So I'm sitting here at work. It's been tough enough to concentrate on my job with this whole bullshit SS14 caused going on, and then this morning and that effing phone! And then the text from DH responding to why SS14 has the phone. "He doesn't. That I know of." GRRRRRRRRRR!!!!!!!!!

So I'm sitting here stewing...pissed off as all get out. Wondering what kind of lovely evening I have in store. Wondering how I will possibly keep my cool if (and most likely when) DH makes excuses for his meddling mother who will always make an excuse for SS14 no matter what he does. He's her pet. The relationship is actually kind of sick. She calls him....NUMEROUS times a day. Immediately after school. Again around dinner time. Again, early evening...and then often right about 9:00 when she knows this is bedtime in our house and the phones get put away at bedtime....PERIOD. She confides everything to SS14. Believe me when I say my SS14 didn't just learn his manipulating and lying behavior from his POS BM. Grandma had a hell of a role in it too. Which is why I really didn't want him going there and would have rather had DH and Skids stay at our home while me and my biokids went to my parents'. But...of course that's not how this all worked out. I can hear DH now...well she didn't KNOW he couldn't have his phone, what do you want me to do? She's letting SS14 stay there while we work this all out. Yeah and don't for a MINUTE think she isn't loving it. She's had a HUGE problem with me ever since skids stopped having to spend the night there when DH went to work when we moved in together. She's in her effing GLORY! And to me that's not an excuse...she didn't know...she shouldn't have given it to him. She should have told him you need to talk to your dad and SM about it.

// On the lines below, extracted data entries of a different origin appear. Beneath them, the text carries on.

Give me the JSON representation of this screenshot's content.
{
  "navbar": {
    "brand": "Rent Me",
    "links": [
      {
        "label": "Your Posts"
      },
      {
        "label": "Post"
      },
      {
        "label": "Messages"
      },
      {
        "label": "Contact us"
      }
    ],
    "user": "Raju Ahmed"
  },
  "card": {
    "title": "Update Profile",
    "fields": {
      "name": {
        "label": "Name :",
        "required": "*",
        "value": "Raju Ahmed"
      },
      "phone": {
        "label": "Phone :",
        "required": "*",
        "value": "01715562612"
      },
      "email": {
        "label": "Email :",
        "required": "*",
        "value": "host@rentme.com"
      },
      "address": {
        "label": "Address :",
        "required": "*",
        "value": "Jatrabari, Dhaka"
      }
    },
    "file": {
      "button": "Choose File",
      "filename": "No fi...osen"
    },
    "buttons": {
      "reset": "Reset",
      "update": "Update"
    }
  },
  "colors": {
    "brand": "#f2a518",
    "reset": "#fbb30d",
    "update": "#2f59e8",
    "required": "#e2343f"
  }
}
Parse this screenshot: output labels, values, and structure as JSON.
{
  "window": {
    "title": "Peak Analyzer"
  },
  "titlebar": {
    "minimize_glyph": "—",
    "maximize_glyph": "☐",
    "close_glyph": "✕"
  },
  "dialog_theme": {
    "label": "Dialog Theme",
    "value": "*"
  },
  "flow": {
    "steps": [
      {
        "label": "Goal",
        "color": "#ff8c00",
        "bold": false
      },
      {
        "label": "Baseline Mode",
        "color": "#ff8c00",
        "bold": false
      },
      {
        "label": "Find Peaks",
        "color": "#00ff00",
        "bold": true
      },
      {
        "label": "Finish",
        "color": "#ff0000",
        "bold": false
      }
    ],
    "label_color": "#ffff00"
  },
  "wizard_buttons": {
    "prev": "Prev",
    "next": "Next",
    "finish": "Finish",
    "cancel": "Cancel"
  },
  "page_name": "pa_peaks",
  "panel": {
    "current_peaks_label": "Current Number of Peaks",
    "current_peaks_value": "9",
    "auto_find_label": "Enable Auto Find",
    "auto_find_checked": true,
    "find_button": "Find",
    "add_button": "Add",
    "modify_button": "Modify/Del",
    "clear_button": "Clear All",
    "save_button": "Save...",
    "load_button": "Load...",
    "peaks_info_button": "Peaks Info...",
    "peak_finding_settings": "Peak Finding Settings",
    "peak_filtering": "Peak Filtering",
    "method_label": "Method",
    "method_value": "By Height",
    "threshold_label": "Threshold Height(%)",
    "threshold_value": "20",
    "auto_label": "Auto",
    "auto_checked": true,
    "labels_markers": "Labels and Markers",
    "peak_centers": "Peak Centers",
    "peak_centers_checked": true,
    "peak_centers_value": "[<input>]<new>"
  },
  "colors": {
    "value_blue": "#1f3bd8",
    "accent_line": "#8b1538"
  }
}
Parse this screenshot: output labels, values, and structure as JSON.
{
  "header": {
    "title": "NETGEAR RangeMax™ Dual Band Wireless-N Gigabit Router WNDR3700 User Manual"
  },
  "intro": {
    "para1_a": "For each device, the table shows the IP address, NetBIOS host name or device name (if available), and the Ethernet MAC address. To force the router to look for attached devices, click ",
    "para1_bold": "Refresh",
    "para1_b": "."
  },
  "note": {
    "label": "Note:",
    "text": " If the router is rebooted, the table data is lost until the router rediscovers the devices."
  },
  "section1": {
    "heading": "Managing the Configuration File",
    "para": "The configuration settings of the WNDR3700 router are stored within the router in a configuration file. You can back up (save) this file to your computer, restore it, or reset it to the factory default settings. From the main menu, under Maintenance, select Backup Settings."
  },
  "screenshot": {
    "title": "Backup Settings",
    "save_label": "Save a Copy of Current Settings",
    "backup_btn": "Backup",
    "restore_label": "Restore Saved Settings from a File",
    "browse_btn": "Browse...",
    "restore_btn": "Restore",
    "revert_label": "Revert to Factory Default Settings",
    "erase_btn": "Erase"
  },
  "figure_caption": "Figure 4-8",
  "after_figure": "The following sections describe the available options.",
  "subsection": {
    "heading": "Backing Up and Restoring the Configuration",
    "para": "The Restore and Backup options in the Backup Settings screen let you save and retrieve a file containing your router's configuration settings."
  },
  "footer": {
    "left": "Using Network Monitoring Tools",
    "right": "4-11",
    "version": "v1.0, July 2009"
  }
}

UGH!!! I just know this is going to be a battle this evening...I'm so tired of the battles...and the ignorance of DH when it comes to these people in his life. The constant excuses...the constant turning a blind eye. SO TIRED OF IT!!! And this will get turned back on me and it will be "you hate my mother and wont ever forgive her for what she did so you look for anything to be mad at her about!!" No, I don't hate her...I just don't trust her as far as I can throw her. I choose to stay away from her as much as possible. 'm starting to think I should have postponed the wedding like I thought about. I'm starting to think this may have been a mistake. That no matter how much I love DH and how happy we are when his kids and mother are not in the picture, I think nothing will ever change and I will have to live with the excuses for the rest of my life.

hangingbyathread6's picture

Yes, I do pay for the phone. And I have turned it off. DH was NOT happy about this. I told him that cell phones are a privilege which SS14 does not deserve and I will NOT pay for him to have one.

Why do I care? Well we have primary custody of both sets of kids. So for the last four years I have been one of the primary caregivers in this child's life. I care because I have the same expectations of him that I have of my biokids. I have always treated both of my SS's as my own. I am with them every day...the BM eow when it's convenient. She decided to walk back into their lives around the same time DH and I started to have a serious relationship. She decided that she couldn't do it on her own, that no man wanted someone to sponge off them and be lazy and she wanted DH back, only to find to her surprise he had met someone else...so I stole her husband ( they had been divorced 6 years at this point) and am stealing her kids. I have repeatedly told my SS's that I love them and that I am just me...not their mom...she has a place in their lives that no one can replace and I'm not trying to do so. But when they live in my house primarily they have rules and I have expectations of how children will behave (respect, honor, character). BM lives off whoever she can get to foot the bill and the tax payers and does nothing to try to better her situation. She was offered a full time job...wouldn't take it...because the supervisor was a friend of mine...reallY?? Full time, with benefits?? I don't care what you do as it has no effect on me nor is any of my business. she has taken DH to court twice since I've been in the picture for custody...so she can be paid child support. Actually came out and said that at court. "If I got child support I would be able to support my kids" She was denied because of her instability...the same reason she never had custody from the time she walked out on SSs and DH. So I have been the woman in their lives for four years. I have cared for them, supported them both financially and emotionally, done homework, dried tears, spent nights in the ER for injuries related to sports, driven all over the midwest for sports...only for BM and MIL to start with bullshit accusation about me and my DH and now we have a messed up kid and daddy continues to make excuses. He's 14...he knows the difference between right and wrong...we and our home is his primary environment...so the "his mom messes with his head" doesn't fly with me.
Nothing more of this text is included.